Statistics across the observation period are striking: nearly 60% of incidents targeted the government sector, followed by education, healthcare, retail, transportation, defense, and the oil industry. Despite occasional forays into neighboring countries and among Spanish-speaking communities in the United States, Colombia — particularly its state institutions — remains the group’s clear priority.
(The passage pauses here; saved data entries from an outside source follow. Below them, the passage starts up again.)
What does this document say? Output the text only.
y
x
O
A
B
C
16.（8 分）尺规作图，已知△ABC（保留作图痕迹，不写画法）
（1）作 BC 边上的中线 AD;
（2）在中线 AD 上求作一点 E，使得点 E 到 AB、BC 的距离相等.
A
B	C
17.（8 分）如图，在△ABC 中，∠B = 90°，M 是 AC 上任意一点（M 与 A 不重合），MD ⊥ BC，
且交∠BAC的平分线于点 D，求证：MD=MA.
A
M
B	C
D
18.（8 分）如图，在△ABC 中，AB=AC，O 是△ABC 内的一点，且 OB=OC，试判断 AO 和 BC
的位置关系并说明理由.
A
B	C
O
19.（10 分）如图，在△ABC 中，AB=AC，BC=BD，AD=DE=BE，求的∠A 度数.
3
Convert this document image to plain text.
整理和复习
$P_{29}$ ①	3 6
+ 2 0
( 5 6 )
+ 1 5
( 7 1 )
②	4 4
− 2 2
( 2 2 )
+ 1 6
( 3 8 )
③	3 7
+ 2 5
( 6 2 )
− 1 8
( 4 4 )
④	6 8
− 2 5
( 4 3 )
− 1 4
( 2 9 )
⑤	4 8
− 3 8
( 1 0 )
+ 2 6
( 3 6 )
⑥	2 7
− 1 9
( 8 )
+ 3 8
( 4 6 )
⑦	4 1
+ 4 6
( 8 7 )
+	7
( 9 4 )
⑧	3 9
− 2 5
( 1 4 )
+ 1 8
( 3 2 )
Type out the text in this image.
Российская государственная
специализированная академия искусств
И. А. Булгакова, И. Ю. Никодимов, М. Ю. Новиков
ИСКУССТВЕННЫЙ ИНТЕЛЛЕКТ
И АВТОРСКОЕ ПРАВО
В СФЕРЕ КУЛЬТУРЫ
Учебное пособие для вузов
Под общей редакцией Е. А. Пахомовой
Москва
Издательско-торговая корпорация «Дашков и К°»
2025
Recorded Future’s conclusion is pragmatic: Blind Eagle illustrates how well-rehearsed, fundamentally unoriginal techniques can still yield high rates of infection in the region. At the same time, the group’s persistence in targeting specific sectors raises questions about ultimate intent: are they merely monetizing stolen data and access using familiar tools and schemes, or do certain operations pursue intelligence-gathering objectives suggestive of state sponsorship? Both interpretations remain plausible and consistent with the observed tactics and victimology.